Der Chefarzt sagte erst nichts. Dann sagte er, geradeaus blickend: „Aha. Ja…dankeschön.“ Er blickte zum Oberarzt, der mit am Tisch stand, und beide…kicherten, wie alte Männer eben kichern, eher ein Schnauben, stimmlos, aber unüberhörbar. Der Rest der OP verlief in sturem Wir-ignorieren-die-Praktikantin-Modus, irgendwann wurde ich dann glücklicherweise auch beinahe-ohnmächtig (wie es mir bei OPs so oft passiert) und trat vom OP-Tisch ab. Die nächsten Male, die ich mit dem Chefarzt operieren durfte musste, traute ich mich nicht mehr, das Thema anzusprechen. Stattdessen fragte ich eine Assistenzärztin auf Station sehr schüchtern danach. Sie druckste herum. Ihr war anzumerken, dass sie beinahe auf Spott gegen mich ausgewichen wäre, um das Thema nicht zu besprechen.
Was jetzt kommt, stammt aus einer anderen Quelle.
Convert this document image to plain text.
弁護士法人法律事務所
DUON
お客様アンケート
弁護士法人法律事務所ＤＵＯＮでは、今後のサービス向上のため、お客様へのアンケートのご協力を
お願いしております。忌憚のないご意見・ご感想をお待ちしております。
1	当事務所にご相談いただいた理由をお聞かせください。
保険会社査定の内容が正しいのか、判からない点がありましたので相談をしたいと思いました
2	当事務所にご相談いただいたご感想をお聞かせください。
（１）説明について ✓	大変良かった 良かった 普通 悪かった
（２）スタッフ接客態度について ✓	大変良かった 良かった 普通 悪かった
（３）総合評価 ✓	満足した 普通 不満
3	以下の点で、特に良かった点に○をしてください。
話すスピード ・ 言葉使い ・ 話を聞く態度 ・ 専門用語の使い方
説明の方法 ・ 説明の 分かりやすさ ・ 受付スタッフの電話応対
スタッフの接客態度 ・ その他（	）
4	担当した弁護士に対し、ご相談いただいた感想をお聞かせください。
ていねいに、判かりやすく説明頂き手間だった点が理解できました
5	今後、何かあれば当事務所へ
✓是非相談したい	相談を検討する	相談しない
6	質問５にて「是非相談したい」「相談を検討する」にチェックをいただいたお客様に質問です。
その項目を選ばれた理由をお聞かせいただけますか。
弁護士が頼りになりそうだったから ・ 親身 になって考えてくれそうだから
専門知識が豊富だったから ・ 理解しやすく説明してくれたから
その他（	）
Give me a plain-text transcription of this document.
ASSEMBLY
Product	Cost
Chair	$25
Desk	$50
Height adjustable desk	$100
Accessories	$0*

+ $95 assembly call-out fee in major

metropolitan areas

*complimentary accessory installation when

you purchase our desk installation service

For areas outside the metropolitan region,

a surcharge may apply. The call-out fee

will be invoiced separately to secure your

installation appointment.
Sie entschied sich dann für ein wie-selbstverständlich-klingendes: „Tja, das ist eben einfach seine Art.“ Damit war die Sache für sie beendet.

Letzten Endes war es mein Vater, der tatsächlich einmal eine hilfreiche Idee hatte, und so rief ich die Hygienebeauftragte der Uniklinik an schob ich es zwei Wochen vor mir her, bei der Hygienebeauftragten der Uniklinik anzurufen, um nach dem Ende der Famulatur den Chefarzt persönlich anzuschwärzen.

Heute habe ich es endlich getan. Ich war sehr unsicher, telefonierte mit mehreren Personen, erzählte allen zu ausführlich mein Problem, um dann weiterverwiesen zu werden (so eine Uniklinik ist groß). Hier schließt sich der Kreis zum Titel des Beitrags, und nach all dem Elend komme ich doch noch zum Wesentlichen: Ich habe es geschafft, mit der Hygienebeauftragten, die selbst studierte Medizinerin ist, zu sprechen, und fand bei ihr zwei sehr offene Ohren für dieses so banal wirkende Problem. Sie redete sehr lange über die verfehlte Vorbildfunktion dieses Professors, über „grundlegende Hygienestandards am Situs“ (= OP-Feld = offene_r Patient_in), über „Patientenschutz“, über das Alter dieses Chefarztes und die Ansicht solcher Männer (denn solche sind es beinahe immer: 1. alte 2. Männer; ich habe noch nie eine weibliche Chefärztin erlebt), sie seinen „Halbgötter in weiß“ und seien so gut, dass sie „auch locker einen Kaiserschnitt auf einer Kuhwiese durchführen könnten“.

(Das erinnerte mich an den Famulaturbericht zweier Mitstudenten, die in Indonesien waren und auch berichteten, dass dort ohne Mundschutz operiert werde. Was wohl daran liegt, dass Indonesien schlechte medizinische Standards hat und solche Dinger vielleicht gar nicht vorhanden waren. Hier ist es dasselbe, basierend auf der Arroganz eines alten Mannes.)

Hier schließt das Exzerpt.